Harmonic And Transposition Constraints Arising From The Use Of The Roland TR-808 Bass Drum

TL;DR

The paper examines Scott Storch's claim to transpose the song key to fit the Roland TR-808 bass drum instead of retuning the drum, arguing that this preserves the 808's characteristic sound. It analyzes 808 bass drum samples and shows a tonal fundamental near $f_0 \approx 49.5$ Hz with lasting harmonics, and identifies sub-bass bands around $30$–$80$ Hz that shape perception. By modeling near-field loudspeaker response and equal-loudness contours, it quantifies gain losses from downward transposition (about $-11.8$ dB for the fundamental) and demonstrates that harmonics can mitigate much of this loss (to about $-4.5$ dB). The study concludes that spectral formants and register can trump traditional pitch values in modern pop production, with implications for music analysis and generative systems that seek musically faithful bass synthesis.

Abstract

The study investigates hip-hop music producer Scott Storch's approach to tonality, where the song's key is transposed to fit the Roland TR-808 bass drum instead of tuning the drums to the song's key. This process, involving the adjustment of all tracks except the bass drum, suggests significant production motives. The primary constraint stems from the limited usable pitch range of the TR-808 bass drum if its characteristic sound is to be preserved. The research examines drum tuning practices, the role of the Roland TR-808 in music, and the sub-bass qualities of its bass drum. Analysis of TR-808 samples reveals their characteristics and their integration into modern genres like trap and hip-hop. The study also considers the impact of loudspeaker frequency response and human ear sensitivity on bass drum perception.

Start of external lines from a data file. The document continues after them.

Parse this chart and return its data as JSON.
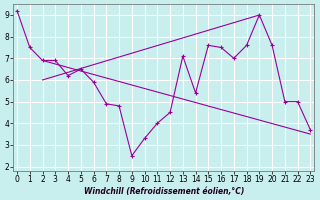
{
  "background_color": "#c8eeee",
  "grid_color": "#aadddd",
  "line_color": "#990099",
  "xlabel": "Windchill (Refroidissement éolien,°C)",
  "x_values": [
    0,
    1,
    2,
    3,
    4,
    5,
    6,
    7,
    8,
    9,
    10,
    11,
    12,
    13,
    14,
    15,
    16,
    17,
    18,
    19,
    20,
    21,
    22,
    23
  ],
  "y_main": [
    9.2,
    7.5,
    6.9,
    6.9,
    6.2,
    6.5,
    5.9,
    4.9,
    4.8,
    2.5,
    3.3,
    4.0,
    4.5,
    7.1,
    5.4,
    7.6,
    7.5,
    7.0,
    7.6,
    9.0,
    7.6,
    5.0,
    5.0,
    3.7
  ],
  "x_upper_start": 2,
  "y_upper_start": 6.0,
  "x_upper_end": 19,
  "y_upper_end": 9.0,
  "x_lower_start": 2,
  "y_lower_start": 6.9,
  "x_lower_end": 23,
  "y_lower_end": 3.5,
  "ylim_min": 1.8,
  "ylim_max": 9.5,
  "xlim_min": -0.3,
  "xlim_max": 23.3,
  "yticks": [
    2,
    3,
    4,
    5,
    6,
    7,
    8,
    9
  ],
  "xticks": [
    0,
    1,
    2,
    3,
    4,
    5,
    6,
    7,
    8,
    9,
    10,
    11,
    12,
    13,
    14,
    15,
    16,
    17,
    18,
    19,
    20,
    21,
    22,
    23
  ],
  "tick_fontsize": 5.5,
  "xlabel_fontsize": 5.5
}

The findings suggest that Storch's method prioritizes the spectral properties of the bass drum over traditional pitch values to enhance the bass response. The need to maintain the unique sound of the TR-808 bass drum underscores the importance of spectral formants and register in contemporary popular music production.

Figures (10)

• Figure 1: "TR808 BD Bass Drum Long 01" sample, waveform.
• Figure 2: "TR808 BD Bass Drum Long 01" sample, STFT. The horizontal lines follow the fundamental and harmonics. The blue line stops when the energy of the corresponding bin is lower than 0.7 times the peak energy of all bins. The red lines stop when the energy of the corresponding bin is lower than 0.5 times the peak energy of all bins.
• Figure 3: "TR808 BD Bass Drum Driven 01" sample, STFT.
• Figure 4: Future, "Mask Off", 8 beats from 0'25 to 0'30, STFT. The vertical lines denote the kick drum’s onsets. The horizontal lines follow the TR’s fundamental and harmonics. The corresponding pitch values are shown at the top.
• Figure 5: Distribution of fundamental frequencies of TR-808 bass drum samples. The fundamental frequencies are evaluated on 0.2-second windows. The contribution of each window is weighted according to the energy at the fundamental frequency. In the non-"driven" presets, the maximum of the distribution corresponds to $f_0 = 49.48$ Hz. The $f_0$ values for the "driven" presets are higher. "Short" presets involve a secondary local maximum ($f_0=51.05$ Hz) corresponding to the samples' earliest windows.